Right now, even with initiatives across government, the U.S. wouldn’t be ready to defend against the potential uses of quantum computers by competitors and adversaries.
For example, the Marines have nascent micro-processing and mass computation capabilities, said Lt. Gen. Matthew Glavy, the Marine Corps’ deputy commandant for information, during the Modern Day Marine conference on Tuesday.
“It's absolutely in our best interest as warfighters to truly understand the power of that, and it is powerful,” Glavy said. “We're still in the incline and how fast our microprocessing capabilities are based on [techniques, tactics, and procedures], based on our ability to do mass computation, supercomputing-like things. Not quantum, certainly quantum is the next step of that.”
The Navy has been working to make sure that “obsolete algorithms are out of our warfighting systems” and that “we have quantum-resistant software. So when the adversary gains that capability, we can persist against that,” Maj. Gen. Lorna Mahlock, head of the Cyber National Mission Force, said Tuesday. “And there's a date out there we're all working towards making sure that we've got the capability to be able to persist.”
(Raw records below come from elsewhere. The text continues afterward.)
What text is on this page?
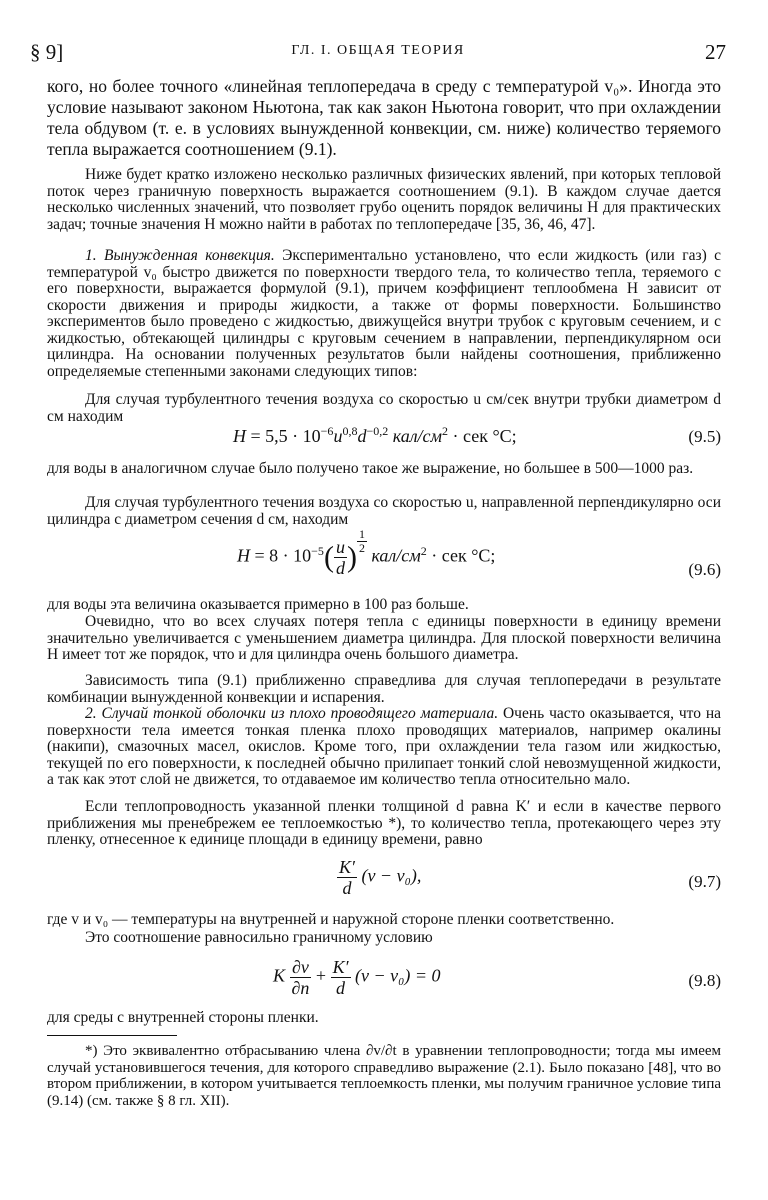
§ 9]	ГЛ. I. ОБЩАЯ ТЕОРИЯ	27

кого, но более точного «линейная теплопередача в среду с температурой v₀». Иногда это условие называют законом Ньютона, так как закон Ньютона говорит, что при охлаждении тела обдувом (т. е. в условиях вынужденной конвекции, см. ниже) количество теряемого тепла выражается соотношением (9.1).

Ниже будет кратко изложено несколько различных физических явлений, при которых тепловой поток через граничную поверхность выражается соотношением (9.1). В каждом случае дается несколько численных значений, что позволяет грубо оценить порядок величины H для практических задач; точные значения H можно найти в работах по теплопередаче [35, 36, 46, 47].

1. Вынужденная конвекция. Экспериментально установлено, что если жидкость (или газ) с температурой v₀ быстро движется по поверхности твердого тела, то количество тепла, теряемого с его поверхности, выражается формулой (9.1), причем коэффициент теплообмена H зависит от скорости движения и природы жидкости, а также от формы поверхности. Большинство экспериментов было проведено с жидкостью, движущейся внутри трубок с круговым сечением, и с жидкостью, обтекающей цилиндры с круговым сечением в направлении, перпендикулярном оси цилиндра. На основании полученных результатов были найдены соотношения, приближенно определяемые степенными законами следующих типов:

Для случая турбулентного течения воздуха со скоростью u см/сек внутри трубки диаметром d см находим

$H = 5,5 \cdot 10^{-6}u^{0,8}d^{-0,2}$ кал/$см^2$ · сек °C;	(9.5)

для воды в аналогичном случае было получено такое же выражение, но большее в 500—1000 раз.

Для случая турбулентного течения воздуха со скоростью u, направленной перпендикулярно оси цилиндра с диаметром сечения d см, находим

$H = 8 \cdot 10^{-5}( \frac{u}{d}$ ) $\frac{1}{2}$
кал/$см^2$ · сек °C;
(9.6)

для воды эта величина оказывается примерно в 100 раз больше.

Очевидно, что во всех случаях потеря тепла с единицы поверхности в единицу времени значительно увеличивается с уменьшением диаметра цилиндра. Для плоской поверхности величина H имеет тот же порядок, что и для цилиндра очень большого диаметра.

Зависимость типа (9.1) приближенно справедлива для случая теплопередачи в результате комбинации вынужденной конвекции и испарения.

2. Случай тонкой оболочки из плохо проводящего материала. Очень часто оказывается, что на поверхности тела имеется тонкая пленка плохо проводящих материалов, например окалины (накипи), смазочных масел, окислов. Кроме того, при охлаждении тела газом или жидкостью, текущей по его поверхности, к последней обычно прилипает тонкий слой невозмущенной жидкости, а так как этот слой не движется, то отдаваемое им количество тепла относительно мало.

Если теплопроводность указанной пленки толщиной d равна K′ и если в качестве первого приближения мы пренебрежем ее теплоемкостью *), то количество тепла, протекающего через эту пленку, отнесенное к единице площади в единицу времени, равно

$\frac{K'}{d} (v - v_0)$,	(9.7)

где v и v₀ — температуры на внутренней и наружной стороне пленки соответственно.

Это соотношение равносильно граничному условию

K $\frac{\partial v}{\partial n} + \frac{K'}{d} (v - v_0) = 0$	(9.8)

для среды с внутренней стороны пленки.

*) Это эквивалентно отбрасыванию члена ∂v/∂t в уравнении теплопроводности; тогда мы имеем случай установившегося течения, для которого справедливо выражение (2.1). Было показано [48], что во втором приближении, в котором учитывается теплоемкость пленки, мы получим граничное условие типа (9.14) (см. также § 8 гл. XII).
The White House wants U.S. government systems to transition to quantum-resistant cryptography by 2035, according to a 2022 national security memorandum.
When asked if the U.S. would be ready if PsiQuantum or another company succeeded in building a quantum computer by 2027, Mandich said “there's no chance that we'll be ready. Because the last transition to new cryptography started more than 20 years ago. We're not even done with that.”